A total of 25 studies were eligible for inclusion. SAEs, AEs leading to discontinuation, and any AEs were commonly studied. RA was the most studied condition, followed by AD and UC. Most studies (16/25, 64%) reported no statistically significant difference in the studied safety outcomes between upadacitinib and other active treatments (e.g., tumor necrosis factor blockers, interleukin receptor antagonists, integrin receptor antagonists, T cell co-stimulation modulator), or placebo (placebo ± methotrexate or topical corticosteroids). Other studies (9/25, 36%) reported mixed results of no statistically significant difference and either statistically higher (8/25, 32%) or lower rates (1/25, 4%) on upadacitinib.

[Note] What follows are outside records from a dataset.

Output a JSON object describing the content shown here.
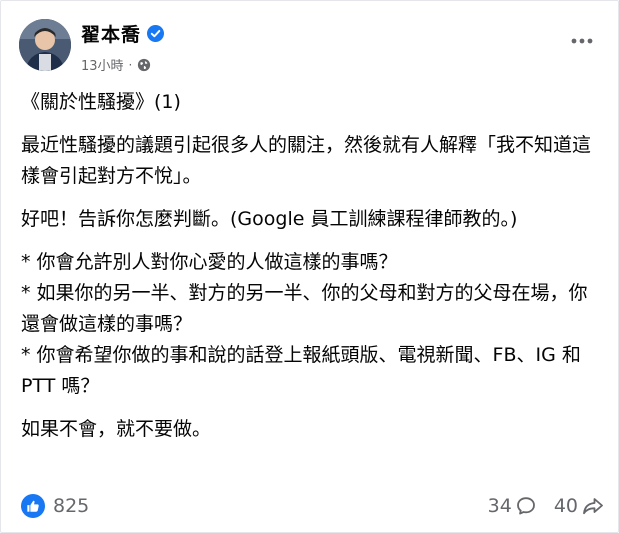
{
  "post": {
    "author_name": "翟本喬",
    "verified": true,
    "timestamp": "13小時",
    "separator": "·",
    "privacy_icon": "globe-icon",
    "more_icon": "ellipsis-icon",
    "paragraphs": [
      "《關於性騷擾》(1)",
      "最近性騷擾的議題引起很多人的關注，然後就有人解釋「我不知道這樣會引起對方不悅」。",
      "好吧！告訴你怎麼判斷。(Google 員工訓練課程律師教的。)",
      "* 你會允許別人對你心愛的人做這樣的事嗎？",
      "* 如果你的另一半、對方的另一半、你的父母和對方的父母在場，你還會做這樣的事嗎？",
      "* 你會希望你做的事和說的話登上報紙頭版、電視新聞、FB、IG 和 PTT 嗎？",
      "如果不會，就不要做。"
    ]
  },
  "footer": {
    "like_count": "825",
    "comment_count": "34",
    "share_count": "40",
    "like_icon": "thumbs-up-icon",
    "comment_icon": "comment-icon",
    "share_icon": "share-icon"
  },
  "colors": {
    "accent": "#1877f2",
    "secondary_text": "#65676b",
    "primary_text": "#050505"
  }
}
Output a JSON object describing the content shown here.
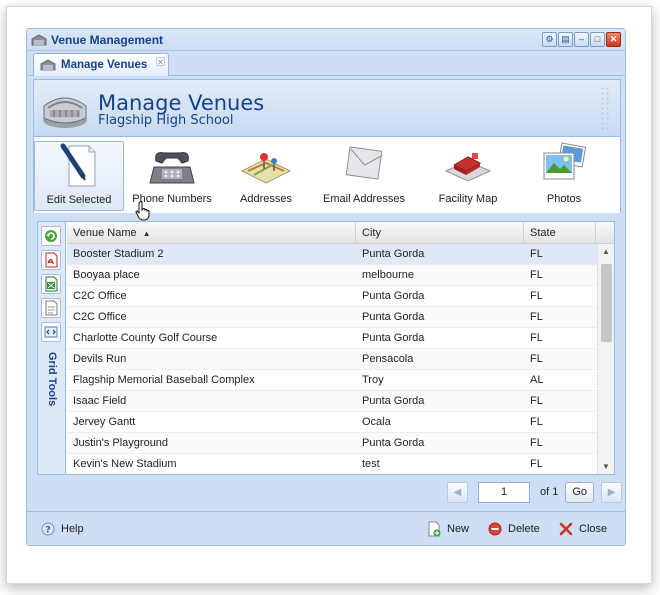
{
  "window": {
    "title": "Venue Management"
  },
  "tab": {
    "label": "Manage Venues"
  },
  "header": {
    "title": "Manage Venues",
    "subtitle": "Flagship High School"
  },
  "toolbar": {
    "items": [
      {
        "label": "Edit Selected",
        "icon": "edit-document-icon"
      },
      {
        "label": "Phone Numbers",
        "icon": "telephone-icon"
      },
      {
        "label": "Addresses",
        "icon": "map-icon"
      },
      {
        "label": "Email Addresses",
        "icon": "envelope-icon"
      },
      {
        "label": "Facility Map",
        "icon": "facility-map-icon"
      },
      {
        "label": "Photos",
        "icon": "photos-icon"
      }
    ]
  },
  "grid_tools": {
    "label": "Grid Tools",
    "icons": [
      "refresh-icon",
      "pdf-export-icon",
      "excel-export-icon",
      "document-icon",
      "code-icon"
    ]
  },
  "grid": {
    "columns": [
      "Venue Name",
      "City",
      "State"
    ],
    "sort_column": "Venue Name",
    "sort_direction": "ascending",
    "rows": [
      {
        "name": "Booster Stadium 2",
        "city": "Punta Gorda",
        "state": "FL"
      },
      {
        "name": "Booyaa place",
        "city": "melbourne",
        "state": "FL"
      },
      {
        "name": "C2C Office",
        "city": "Punta Gorda",
        "state": "FL"
      },
      {
        "name": "C2C Office",
        "city": "Punta Gorda",
        "state": "FL"
      },
      {
        "name": "Charlotte County Golf Course",
        "city": "Punta Gorda",
        "state": "FL"
      },
      {
        "name": "Devils Run",
        "city": "Pensacola",
        "state": "FL"
      },
      {
        "name": "Flagship Memorial Baseball Complex",
        "city": "Troy",
        "state": "AL"
      },
      {
        "name": "Isaac Field",
        "city": "Punta Gorda",
        "state": "FL"
      },
      {
        "name": "Jervey Gantt",
        "city": "Ocala",
        "state": "FL"
      },
      {
        "name": "Justin's Playground",
        "city": "Punta Gorda",
        "state": "FL"
      },
      {
        "name": "Kevin's New Stadium",
        "city": "test",
        "state": "FL"
      }
    ]
  },
  "pager": {
    "page": "1",
    "of_label": "of 1",
    "go_label": "Go"
  },
  "footer": {
    "help_label": "Help",
    "new_label": "New",
    "delete_label": "Delete",
    "close_label": "Close"
  },
  "colors": {
    "accent": "#15428b",
    "panel": "#cedff5",
    "border": "#99bbe8",
    "selected_row": "#dfe8f6"
  }
}
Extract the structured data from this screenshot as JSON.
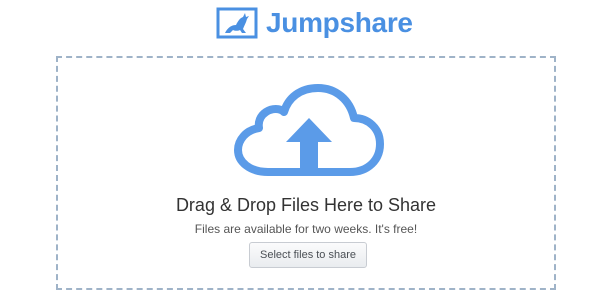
{
  "brand": {
    "name": "Jumpshare",
    "logo_icon": "kangaroo-logo-icon",
    "color": "#4a90e2"
  },
  "dropzone": {
    "cloud_icon": "cloud-upload-icon",
    "headline": "Drag & Drop Files Here to Share",
    "subline": "Files are available for two weeks. It's free!",
    "button_label": "Select files to share",
    "border_color": "#9fb3c8",
    "accent_color": "#5b9be8"
  }
}
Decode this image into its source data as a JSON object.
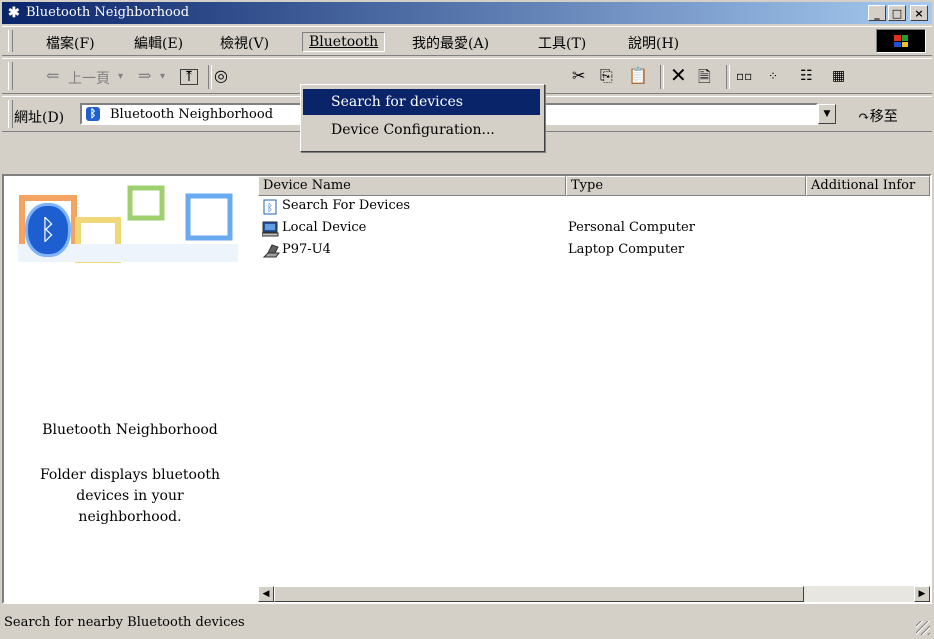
{
  "window": {
    "title": "Bluetooth Neighborhood",
    "title_icon": "bluetooth-icon",
    "buttons": {
      "minimize": "_",
      "maximize": "□",
      "close": "×"
    }
  },
  "menubar": {
    "items": [
      "檔案(F)",
      "編輯(E)",
      "檢視(V)",
      "Bluetooth",
      "我的最愛(A)",
      "工具(T)",
      "說明(H)"
    ],
    "active": "Bluetooth"
  },
  "toolbar": {
    "back_label": "上一頁",
    "icons": [
      "back-arrow-icon",
      "forward-arrow-icon",
      "up-folder-icon",
      "search-icon",
      "cut-icon",
      "copy-icon",
      "paste-icon",
      "delete-icon",
      "properties-icon",
      "large-icons-view-icon",
      "small-icons-view-icon",
      "list-view-icon",
      "details-view-icon"
    ]
  },
  "address": {
    "label": "網址(D)",
    "value": "Bluetooth Neighborhood",
    "go_label": "移至"
  },
  "dropdown": {
    "items": [
      "Search for devices",
      "Device Configuration..."
    ],
    "selected": "Search for devices"
  },
  "left_pane": {
    "title": "Bluetooth Neighborhood",
    "description": "Folder displays bluetooth devices in your neighborhood."
  },
  "list": {
    "columns": [
      "Device Name",
      "Type",
      "Additional Infor"
    ],
    "rows": [
      {
        "name": "Search For Devices",
        "type": "",
        "icon": "bluetooth-search-icon"
      },
      {
        "name": "Local Device",
        "type": "Personal Computer",
        "icon": "computer-icon"
      },
      {
        "name": "P97-U4",
        "type": "Laptop Computer",
        "icon": "laptop-icon"
      }
    ]
  },
  "status": {
    "text": "Search for nearby Bluetooth devices"
  },
  "colors": {
    "titlebar_start": "#0a246a",
    "titlebar_end": "#a6caf0",
    "selection": "#0a246a",
    "face": "#d4d0c8",
    "bluetooth_blue": "#1d5fd0"
  }
}
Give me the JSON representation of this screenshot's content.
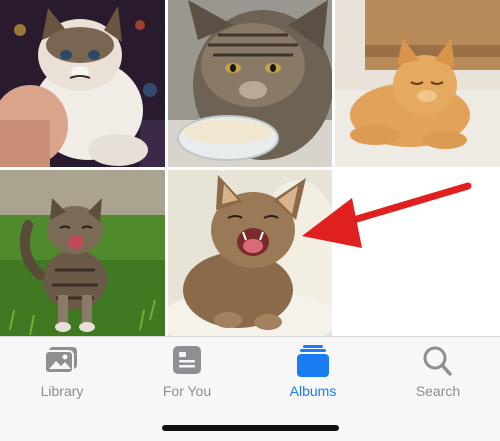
{
  "photos": [
    {
      "name": "grumpy-cat-held-photo"
    },
    {
      "name": "tabby-cat-bowl-photo"
    },
    {
      "name": "orange-cat-bed-photo"
    },
    {
      "name": "meowing-kitten-grass-photo"
    },
    {
      "name": "yawning-cat-cushion-photo"
    }
  ],
  "tabbar": {
    "tabs": [
      {
        "label": "Library",
        "icon": "library-icon",
        "active": false
      },
      {
        "label": "For You",
        "icon": "for-you-icon",
        "active": false
      },
      {
        "label": "Albums",
        "icon": "albums-icon",
        "active": true
      },
      {
        "label": "Search",
        "icon": "search-icon",
        "active": false
      }
    ]
  },
  "colors": {
    "accent": "#1a7cf2",
    "inactive": "#8e8e93",
    "arrow": "#e0201f",
    "tabbar_bg": "#f7f7f7"
  }
}
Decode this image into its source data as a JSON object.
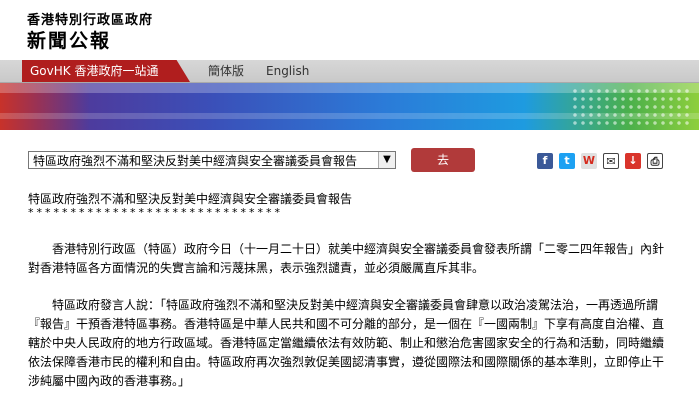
{
  "header": {
    "gov_name": "香港特別行政區政府",
    "press_title": "新聞公報"
  },
  "nav": {
    "govhk": "GovHK 香港政府一站通",
    "simplified": "簡体版",
    "english": "English"
  },
  "toolbar": {
    "selected_release": "特區政府強烈不滿和堅決反對美中經濟與安全審議委員會報告",
    "go_label": "去",
    "share_icons": [
      "facebook-icon",
      "twitter-icon",
      "weibo-icon",
      "email-icon",
      "download-icon",
      "print-icon"
    ]
  },
  "article": {
    "title": "特區政府強烈不滿和堅決反對美中經濟與安全審議委員會報告",
    "stars": "******************************",
    "para1": "　　香港特別行政區（特區）政府今日（十一月二十日）就美中經濟與安全審議委員會發表所謂「二零二四年報告」內針對香港特區各方面情況的失實言論和污蔑抹黑，表示強烈譴責，並必須嚴厲直斥其非。",
    "para2": "　　特區政府發言人說：「特區政府強烈不滿和堅決反對美中經濟與安全審議委員會肆意以政治凌駕法治，一再透過所謂『報告』干預香港特區事務。香港特區是中華人民共和國不可分離的部分，是一個在『一國兩制』下享有高度自治權、直轄於中央人民政府的地方行政區域。香港特區定當繼續依法有效防範、制止和懲治危害國家安全的行為和活動，同時繼續依法保障香港市民的權利和自由。特區政府再次強烈敦促美國認清事實，遵從國際法和國際關係的基本準則，立即停止干涉純屬中國內政的香港事務。」"
  },
  "colors": {
    "nav_red": "#b01e1e",
    "go_button": "#b13a3a"
  }
}
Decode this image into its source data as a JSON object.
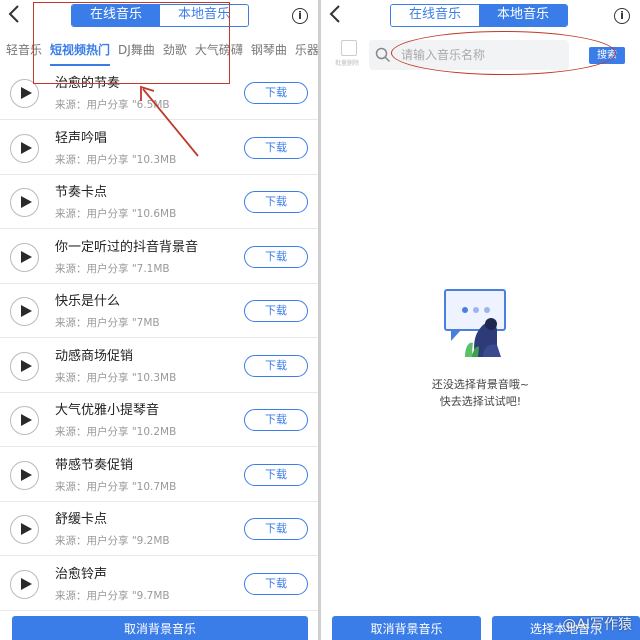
{
  "left": {
    "tabs": {
      "online": "在线音乐",
      "local": "本地音乐"
    },
    "info": "i",
    "categories": [
      "轻音乐",
      "短视频热门",
      "DJ舞曲",
      "劲歌",
      "大气磅礴",
      "钢琴曲",
      "乐器"
    ],
    "active_category": "短视频热门",
    "songs": [
      {
        "title": "治愈的节奏",
        "meta": "来源：用户分享 \"6.5MB",
        "button": "下载"
      },
      {
        "title": "轻声吟唱",
        "meta": "来源：用户分享 \"10.3MB",
        "button": "下载"
      },
      {
        "title": "节奏卡点",
        "meta": "来源：用户分享 \"10.6MB",
        "button": "下载"
      },
      {
        "title": "你一定听过的抖音背景音",
        "meta": "来源：用户分享 \"7.1MB",
        "button": "下载"
      },
      {
        "title": "快乐是什么",
        "meta": "来源：用户分享 \"7MB",
        "button": "下载"
      },
      {
        "title": "动感商场促销",
        "meta": "来源：用户分享 \"10.3MB",
        "button": "下载"
      },
      {
        "title": "大气优雅小提琴音",
        "meta": "来源：用户分享 \"10.2MB",
        "button": "下载"
      },
      {
        "title": "带感节奏促销",
        "meta": "来源：用户分享 \"10.7MB",
        "button": "下载"
      },
      {
        "title": "舒缓卡点",
        "meta": "来源：用户分享 \"9.2MB",
        "button": "下载"
      },
      {
        "title": "治愈铃声",
        "meta": "来源：用户分享 \"9.7MB",
        "button": "下载"
      }
    ],
    "bottom_button": "取消背景音乐"
  },
  "right": {
    "tabs": {
      "online": "在线音乐",
      "local": "本地音乐"
    },
    "info": "i",
    "batch_label": "批量删除",
    "search_placeholder": "请输入音乐名称",
    "search_button": "搜索",
    "empty_line1": "还没选择背景音哦~",
    "empty_line2": "快去选择试试吧!",
    "cancel_button": "取消背景音乐",
    "select_button": "选择本地音乐"
  },
  "watermark": "@AI写作猿",
  "colors": {
    "accent": "#3b7de8",
    "annotation": "#c0392b"
  }
}
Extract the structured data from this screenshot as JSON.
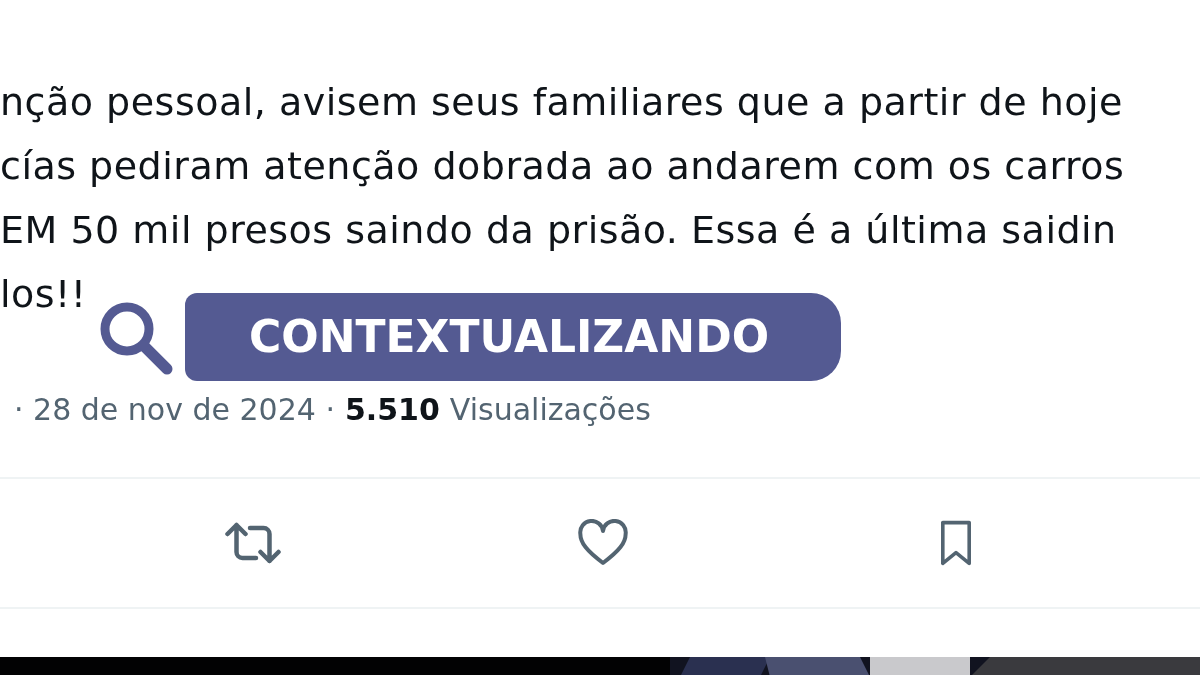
{
  "tweet": {
    "lines": [
      "nção pessoal, avisem seus familiares que a partir de hoje",
      "cías pediram atenção dobrada ao andarem com os carros",
      "EM 50 mil presos  saindo da prisão. Essa é a última saidin",
      "los!!"
    ],
    "meta": {
      "date": "· 28 de nov de 2024 ·",
      "views": "5.510",
      "views_label": "Visualizações"
    }
  },
  "banner": {
    "label": "CONTEXTUALIZANDO"
  }
}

Most studies suggested that upadacitinib has no statistically significant difference in the studied safety outcomes compared to active treatments or placebo in patients with RA, PsA, AS, AD, UC, and CD. A few studies reported higher rates, but findings were inconsistent with limited interpretation.
摘要:
背景:免疫介导的炎性疾病,包括类风湿性关节炎(RA),银屑病关节炎(PsA),强直性脊柱炎(AS),非影像学轴性脊椎关节炎(nr-axSpA),特应性皮炎(AD),溃疡性结肠炎(UC),克罗恩病(CD)对患者及其生活质量造成了沉重负担。Upadacitinib是一种口服给药,选择性,和可逆性Janus激酶抑制剂用于七个条件,但与其他积极治疗相比,其安全性数据有限。对随机对照试验(RCT)的间接和直接治疗比较进行了系统的文献综述,以评估upadacitinib的安全性。
方法:MEDLINE,Embase,和CochraneLibrary数据库搜索RCTs的间接和直接治疗比较,(1)包括许可的upadacitinib剂量;(2)研究了7种情况中的任何一种;(3)报告了任何不良事件(AE),严重不良事件(SAE),导致停药的不良事件,主要不良心血管事件,静脉血栓栓塞,恶性肿瘤,感染或严重感染,和死亡;(4)在2018年1月至2022年8月之间发布。
结果:共有25项研究符合纳入条件。SAEs,导致停药的不良事件,和任何AE都被普遍研究。RA是研究最多的疾病,其次是AD和UC。大多数研究(16/25,64%)报告了upadacitinib和其他积极治疗之间的研究安全性结果没有统计学上的显着差异(例如,肿瘤坏死因子阻滞剂,白细胞介素受体拮抗剂,整合素受体拮抗剂,T细胞共刺激调节剂),或安慰剂(安慰剂±甲氨蝶呤或外用皮质类固醇)。其他研究(9/25,36%)报告了混合结果,没有统计学上的显着差异,并且在统计上更高(8/25,32%)或更低的比率(1/25,4%)upadacitinib。
结论:大多数研究表明,与RA患者的积极治疗或安慰剂相比,upadacitinib在研究的安全性结果上没有统计学上的显着差异,PsA,AS,AD,UC,和CD。一些研究报告了更高的比率,但研究结果与有限的解释不一致.
方法:MEDLINE,Embase,和CochraneLibrary数据库搜索RCTs的间接和直接治疗比较,(1)包括许可的upadacitinib剂量;(2)研究了7种情况中的任何一种;(3)报告了任何不良事件(AE),严重不良事件(SAE),导致停药的不良事件,主要不良心血管事件,静脉血栓栓塞,恶性肿瘤,感染或严重感染,和死亡;(4)在2018年1月至2022年8月之间发布。
结果:共有25项研究符合纳入条件。SAEs,导致停药的不良事件,和任何AE都被普遍研究。RA是研究最多的疾病,其次是AD和UC。大多数研究(16/25,64%)报告了upadacitinib和其他积极治疗之间的研究安全性结果没有统计学上的显着差异(例如,肿瘤坏死因子阻滞剂,白细胞介素受体拮抗剂,整合素受体拮抗剂,T细胞共刺激调节剂),或安慰剂(安慰剂±甲氨蝶呤或外用皮质类固醇)。其他研究(9/25,36%)报告了混合结果,没有统计学上的显着差异,并且在统计上更高(8/25,32%)或更低的比率(1/25,4%)upadacitinib。
结论:大多数研究表明,与RA患者的积极治疗或安慰剂相比,upadacitinib在研究的安全性结果上没有统计学上的显着差异,PsA,AS,AD,UC,和CD。一些研究报告了更高的比率,但研究结果与有限的解释不一致.